Kann mir jemand von euch erklären wie ich im JBuilder ein JAR-FILE machen kann? Checkt der auch wenn ich externe Jar's verwendet hab? Die sollte er mit ins Package nehmen.

Danke für eure Hilfe!


----------



## DP (12. Mai 2005)

welche jbuilder-version?!


----------



## Guest (12. Mai 2005)

2005


----------



## Guest (13. Mai 2005)

habs jetzt geschafft mit dem jbuilder ein native executable zu erzeugen. damit kann ich dann ein jar erzeugen. haut einwandfrei hin. das einzige problem das ich hab: wie kann ich jar files die ich für bein programm benötige in dieses executeable jar einbinden? ich brauch 3 .jar files für die verbindung zur ms swl server db und eines fürs drucken(printframework).

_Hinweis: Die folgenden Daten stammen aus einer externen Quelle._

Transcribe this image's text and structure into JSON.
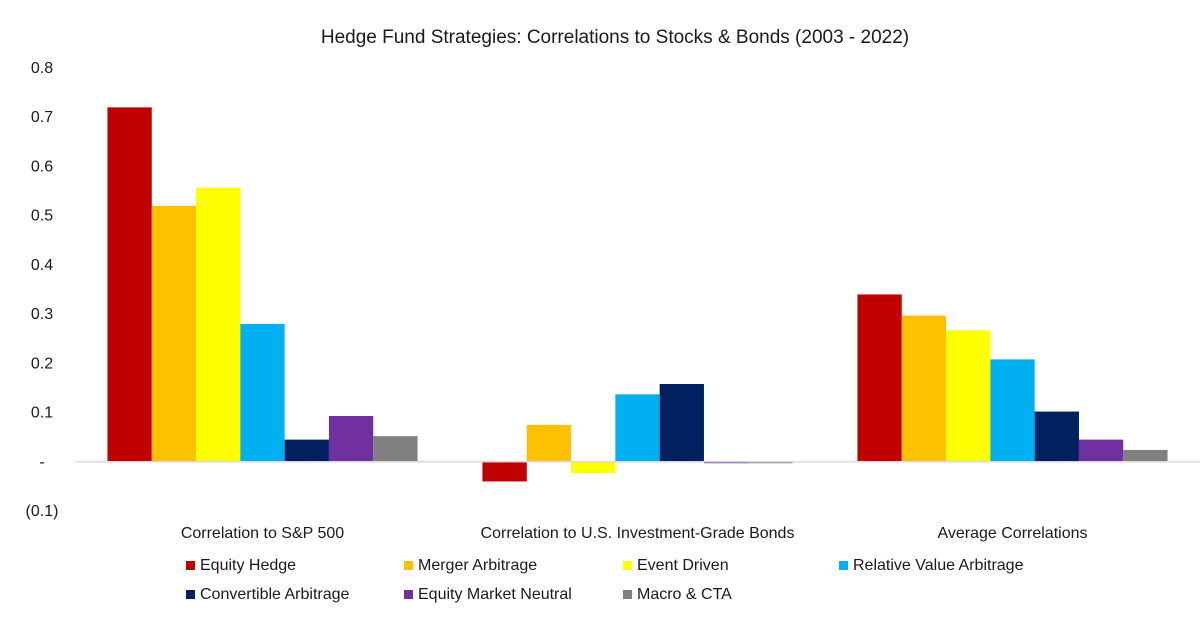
{
  "chart_data": {
    "type": "bar",
    "title": "Hedge Fund Strategies: Correlations to Stocks & Bonds (2003 - 2022)",
    "xlabel": "",
    "ylabel": "",
    "ylim": [
      -0.1,
      0.8
    ],
    "yticks": [
      0.8,
      0.7,
      0.6,
      0.5,
      0.4,
      0.3,
      0.2,
      0.1,
      0,
      -0.1
    ],
    "ytick_labels": [
      "0.8",
      "0.7",
      "0.6",
      "0.5",
      "0.4",
      "0.3",
      "0.2",
      "0.1",
      "-",
      "(0.1)"
    ],
    "categories": [
      "Correlation to S&P 500",
      "Correlation to U.S. Investment-Grade Bonds",
      "Average Correlations"
    ],
    "legend_position": "bottom",
    "grid": false,
    "series": [
      {
        "name": "Equity Hedge",
        "color": "#C00000",
        "values": [
          0.72,
          -0.04,
          0.34
        ]
      },
      {
        "name": "Merger Arbitrage",
        "color": "#FFC000",
        "values": [
          0.52,
          0.075,
          0.297
        ]
      },
      {
        "name": "Event Driven",
        "color": "#FFFF00",
        "values": [
          0.557,
          -0.023,
          0.267
        ]
      },
      {
        "name": "Relative Value Arbitrage",
        "color": "#00B0F0",
        "values": [
          0.28,
          0.137,
          0.208
        ]
      },
      {
        "name": "Convertible Arbitrage",
        "color": "#002060",
        "values": [
          0.045,
          0.158,
          0.102
        ]
      },
      {
        "name": "Equity Market Neutral",
        "color": "#7030A0",
        "values": [
          0.093,
          -0.003,
          0.045
        ]
      },
      {
        "name": "Macro & CTA",
        "color": "#808080",
        "values": [
          0.052,
          -0.003,
          0.024
        ]
      }
    ]
  }
}
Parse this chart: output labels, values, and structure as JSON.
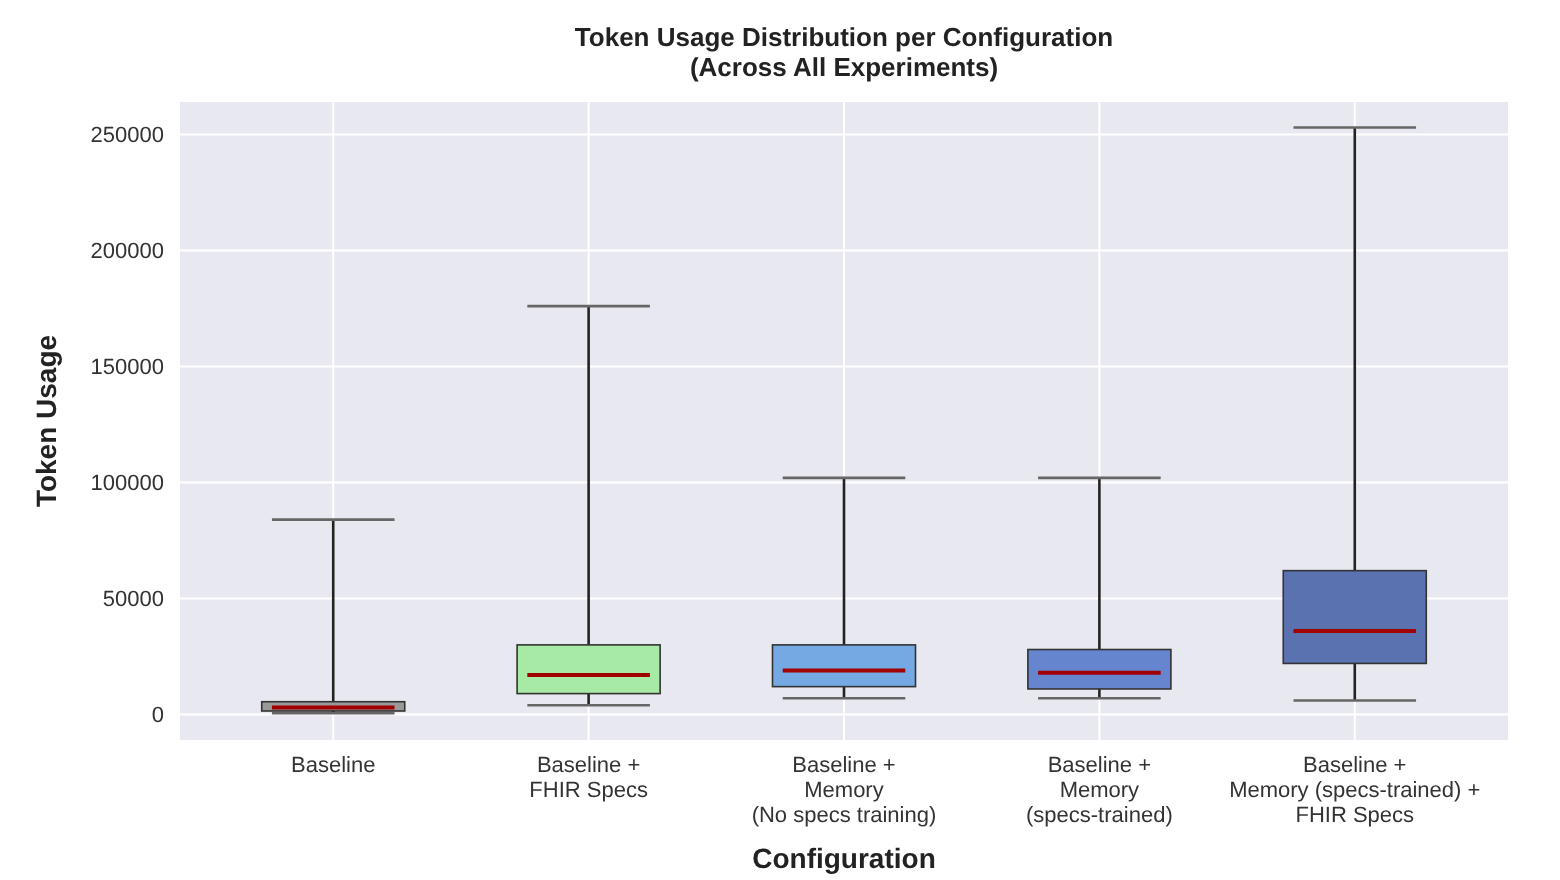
{
  "chart_data": {
    "type": "box",
    "title": "Token Usage Distribution per Configuration\n(Across All Experiments)",
    "xlabel": "Configuration",
    "ylabel": "Token Usage",
    "categories": [
      "Baseline",
      "Baseline +\nFHIR Specs",
      "Baseline +\nMemory\n(No specs training)",
      "Baseline +\nMemory\n(specs-trained)",
      "Baseline +\nMemory (specs-trained) +\nFHIR Specs"
    ],
    "colors": [
      "#999999",
      "#a6eaa6",
      "#74a9e3",
      "#6585cf",
      "#5a72b0"
    ],
    "boxes": [
      {
        "low": 500,
        "q1": 1500,
        "median": 3000,
        "q3": 5500,
        "high": 84000
      },
      {
        "low": 4000,
        "q1": 9000,
        "median": 17000,
        "q3": 30000,
        "high": 176000
      },
      {
        "low": 7000,
        "q1": 12000,
        "median": 19000,
        "q3": 30000,
        "high": 102000
      },
      {
        "low": 7000,
        "q1": 11000,
        "median": 18000,
        "q3": 28000,
        "high": 102000
      },
      {
        "low": 6000,
        "q1": 22000,
        "median": 36000,
        "q3": 62000,
        "high": 253000
      }
    ],
    "ylim": [
      -11000,
      264000
    ],
    "yticks": [
      0,
      50000,
      100000,
      150000,
      200000,
      250000
    ],
    "grid": true
  }
}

hat hier jemand ideen bzw. kann mir weiterhelfen?


----------



## Guest (13. Mai 2005)

hab jetzt gefunden wie man diese jars einbindet. under dependencies muss man gehen auf include all, da ist alles auf exclude all gestellt. beim .jar fürs printframework funktionierts, jedoch wenn ich include all bei den .jar's für die datenbank (ms-sql server) stelle, dann bekomm ich immer die meldung dass die main classe nicht gefunden werden kann und das programm kann nichtmal mehr gestartet werden. hat jemand ne idee was das problem ist?


----------